Non parlerei più di muri da abbattere ma di ponti da costruire. In fondo il movimento paralimpico è la più evidente rappresentazione di un mondo che ha messo le persone disabili nelle condizioni di pari opportunità rispetto al diritto allo sport. Che è ciò che vorremmo avvenisse tutti i giorni nella vita quotidiana. Non c’è nulla da abbattere. Dobbiamo continuare a costruire le condizioni affinché la società possa essere contagiata virtuosamente anche utilizzando l’esempio dei grandi campioni dello sport paralimpico. Se avessimo già raggiunto questo percorso di pari opportunità nel Paese non avremmo più bisogno del ministero della Disabilità.

Nei giorni scorsi l’atleta Ambra Sabatini ha ottenuto il record mondiale nei 100 a Dubai: in che modo il successo della neoprimatista dipende anche dalle vostre battaglie?

Il successo di Ambra è personale. Ha dimostrato di essere una grandissima atleta. Ambra è una straordinaria ragazza con alle spalle una comunità familiare e una rete che l’ha sostenuta nei momenti difficili. Non è facile dire quale possa essere stato il contributo del Cip. Io penso che un grande campione lo è anche quando fa sport in strada o al parco.

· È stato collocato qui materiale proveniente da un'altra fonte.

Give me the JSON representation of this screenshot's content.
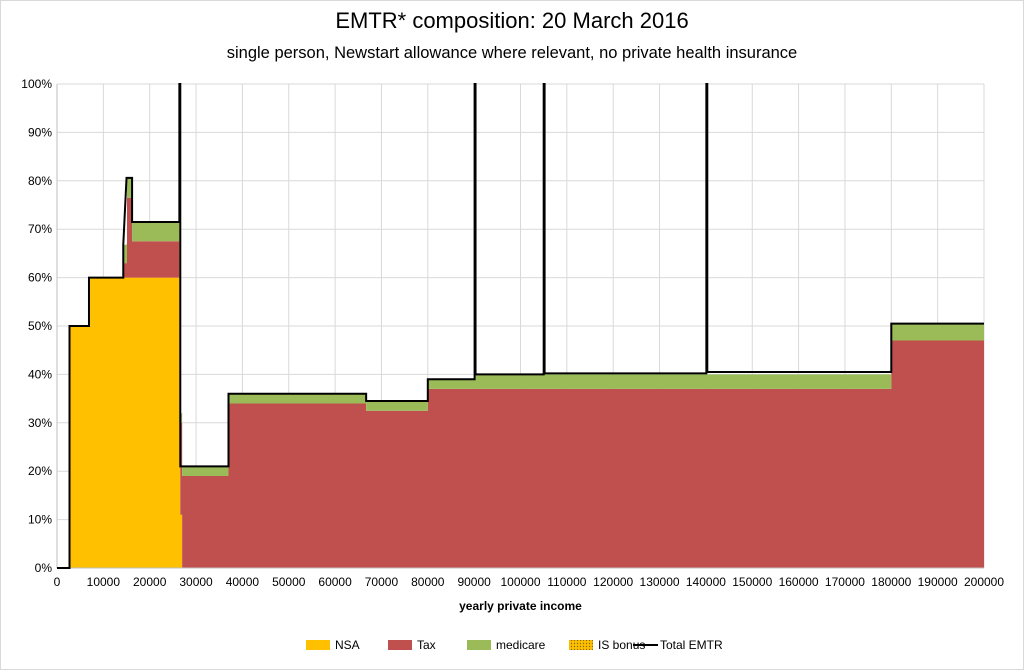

Il nostro compito è quello, metaforicamente parlando, di costruire uno stadio, riempirlo di appassionati e quanti più giocatori possibile, accendere i riflettori, curare l’erba, supportare l’atleta nelle sue necessità, ossia creare le condizioni affinché il talento di ciascuno possa emergere e soprattutto creare una dimensione che sia rispettosa delle atlete e degli atleti e che possa valorizzare e amplificare il loro messaggio alla società.

Gli occhi e i cuori a questo punto sono rivolti a Tokyo: quante medaglie può aspettarsi l’Italia dai suoi atleti paralimpici?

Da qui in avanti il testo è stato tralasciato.